Marshall L. Post, RRT

geventileerde patiënt

positieve drukventilatie (in tegenstelling tot negatieve drukventilatie) is de basisbenadering voor mechanische ventilatie sinds de late jaren 1950. de vroegste positieve drukventilatoren vereisten dat de bediener een specifieke druk instelde; de machine leverde stroom totdat die druk was bereikt. Op dat moment fietste de ventilator in de uitademing, waardoor het geleverde getijdevolume afhankelijk was van hoe snel de ingestelde druk werd bereikt. Alles wat regionale veranderingen veroorzaakte in compliance (zoals de positie van de patiënt) of resistentie (zoals bronchospasme) resulteerde in een ongewenste-en vaak niet herkende-afname van afgeleverde getijdenvolumes (en, vervolgens, hypoventilatie) als gevolg van de voortijdige cycli van de machine naar de expiratoire fase.Aan het eind van de jaren zestig werd een ventilatie met Volumecyclische cyclus (VC) geïntroduceerd. Dit type ventilatie garandeert een consistent, voorgeschreven getijdenvolume en is al sinds de jaren zeventig de keuze. hoewel het getijdenvolume gelijk is met volumecirkelventilatie, leiden veranderingen in compliance of weerstand tot een toename van de druk die in de longen wordt gegenereerd. Dit kan barotrauma en volutrauma veroorzaken. In zekere zin creëerde de oplossing voor het probleem van hypoventilatie het probleem van overmatige druk/volume.

drukregeling

de meeste nieuwe ventilatoren van de generatie zijn verkrijgbaar met de drukgestuurde ventilatiemodus (PCV).

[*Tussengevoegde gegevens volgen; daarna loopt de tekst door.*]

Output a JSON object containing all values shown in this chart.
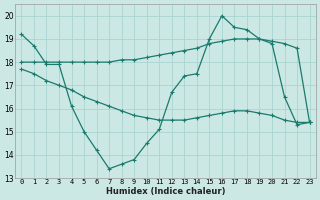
{
  "xlabel": "Humidex (Indice chaleur)",
  "background_color": "#cce8e4",
  "grid_color": "#aad4d0",
  "line_color": "#1a7a6e",
  "xlim": [
    -0.5,
    23.5
  ],
  "ylim": [
    13,
    20.5
  ],
  "yticks": [
    13,
    14,
    15,
    16,
    17,
    18,
    19,
    20
  ],
  "xticks": [
    0,
    1,
    2,
    3,
    4,
    5,
    6,
    7,
    8,
    9,
    10,
    11,
    12,
    13,
    14,
    15,
    16,
    17,
    18,
    19,
    20,
    21,
    22,
    23
  ],
  "xtick_labels": [
    "0",
    "1",
    "2",
    "3",
    "4",
    "5",
    "6",
    "7",
    "8",
    "9",
    "10",
    "11",
    "12",
    "13",
    "14",
    "15",
    "16",
    "17",
    "18",
    "19",
    "20",
    "21",
    "22",
    "23"
  ],
  "series": [
    {
      "x": [
        0,
        1,
        2,
        3,
        4,
        5,
        6,
        7,
        8,
        9,
        10,
        11,
        12,
        13,
        14,
        15,
        16,
        17,
        18,
        19,
        20,
        21,
        22,
        23
      ],
      "y": [
        19.2,
        18.7,
        17.9,
        17.9,
        16.1,
        15.0,
        14.2,
        13.4,
        13.6,
        13.8,
        14.5,
        15.1,
        16.7,
        17.4,
        17.5,
        19.0,
        20.0,
        19.5,
        19.4,
        19.0,
        18.8,
        16.5,
        15.3,
        15.4
      ]
    },
    {
      "x": [
        0,
        1,
        2,
        3,
        4,
        5,
        6,
        7,
        8,
        9,
        10,
        11,
        12,
        13,
        14,
        15,
        16,
        17,
        18,
        19,
        20,
        21,
        22,
        23
      ],
      "y": [
        18.0,
        18.0,
        18.0,
        18.0,
        18.0,
        18.0,
        18.0,
        18.0,
        18.1,
        18.1,
        18.2,
        18.3,
        18.4,
        18.5,
        18.6,
        18.8,
        18.9,
        19.0,
        19.0,
        19.0,
        18.9,
        18.8,
        18.6,
        15.4
      ]
    },
    {
      "x": [
        0,
        1,
        2,
        3,
        4,
        5,
        6,
        7,
        8,
        9,
        10,
        11,
        12,
        13,
        14,
        15,
        16,
        17,
        18,
        19,
        20,
        21,
        22,
        23
      ],
      "y": [
        17.7,
        17.5,
        17.2,
        17.0,
        16.8,
        16.5,
        16.3,
        16.1,
        15.9,
        15.7,
        15.6,
        15.5,
        15.5,
        15.5,
        15.6,
        15.7,
        15.8,
        15.9,
        15.9,
        15.8,
        15.7,
        15.5,
        15.4,
        15.4
      ]
    }
  ]
}
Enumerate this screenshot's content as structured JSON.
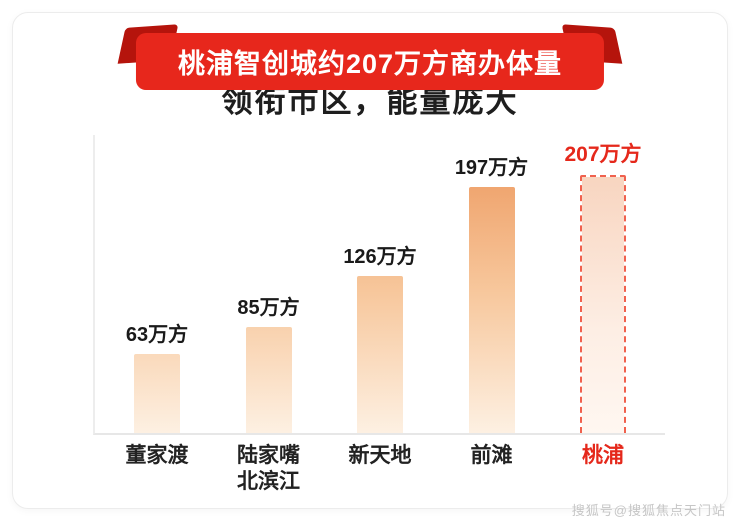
{
  "banner": {
    "text": "桃浦智创城约207万方商办体量"
  },
  "title": "领衔市区，能量庞大",
  "chart_data": {
    "type": "bar",
    "categories": [
      "董家渡",
      "陆家嘴\n北滨江",
      "新天地",
      "前滩",
      "桃浦"
    ],
    "values": [
      63,
      85,
      126,
      197,
      207
    ],
    "value_labels": [
      "63万方",
      "85万方",
      "126万方",
      "197万方",
      "207万方"
    ],
    "highlight_index": 4,
    "title": "领衔市区，能量庞大",
    "xlabel": "",
    "ylabel": "",
    "ylim": [
      0,
      207
    ],
    "grid": false,
    "legend": false,
    "bar_gradient_top": "#efa26b",
    "bar_gradient_bottom": "#fdf0e2",
    "highlight_border_color": "#f0614e",
    "highlight_text_color": "#e5281b"
  },
  "colors": {
    "banner_red": "#e7271c",
    "banner_tail_red": "#b5140c",
    "axis_gray": "#e7e7e7",
    "text_dark": "#1e1e1e"
  },
  "watermark": "搜狐号@搜狐焦点天门站"
}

In PCV is druk de gecontroleerde parameter en tijd het signaal dat de inspiratie beëindigt, waarbij het geleverde getijdenvolume wordt bepaald door deze parameters. De hoogste stroom wordt geleverd aan het begin van de inspiratie, het laden van de bovenste luchtwegen vroeg in de inspiratoire cyclus en waardoor meer tijd voor druk om te equilibreren. De stroom vertraagt exponentieel als functie van de stijgende druk, en de vooraf ingestelde inspiratoire druk wordt gehandhaafd voor de duur van de door de operator ingestelde inspiratoire tijd.

klinische voordelen

mismatching van de ventilatie/perfusie komt vaak voor in longen met een lage compliance, zoals bij adult respiratory distress syndrome (Ards). Wanneer sommige longeenheden minder aan de voorschriften voldoen dan andere, volgt het gas dat wordt geleverd met een constant debiet (zoals dat gewoonlijk wordt toegediend met conventionele volumeventilatie) het pad van de minste weerstand. Dit resulteert in een ongelijke verdeling van de ventilatie. Wanneer compliance afneemt in andere longeenheden, treedt verdere slechte verdeling van de adem op. De meest conforme longeenheden raken overventilated en de minst conforme longeenheden blijven onderventilated, waardoor ventilatie/perfusie mismatching. Dit resulteert vaak in hoge lokale ventilatiedruk en verhoogt de kans op barotrauma.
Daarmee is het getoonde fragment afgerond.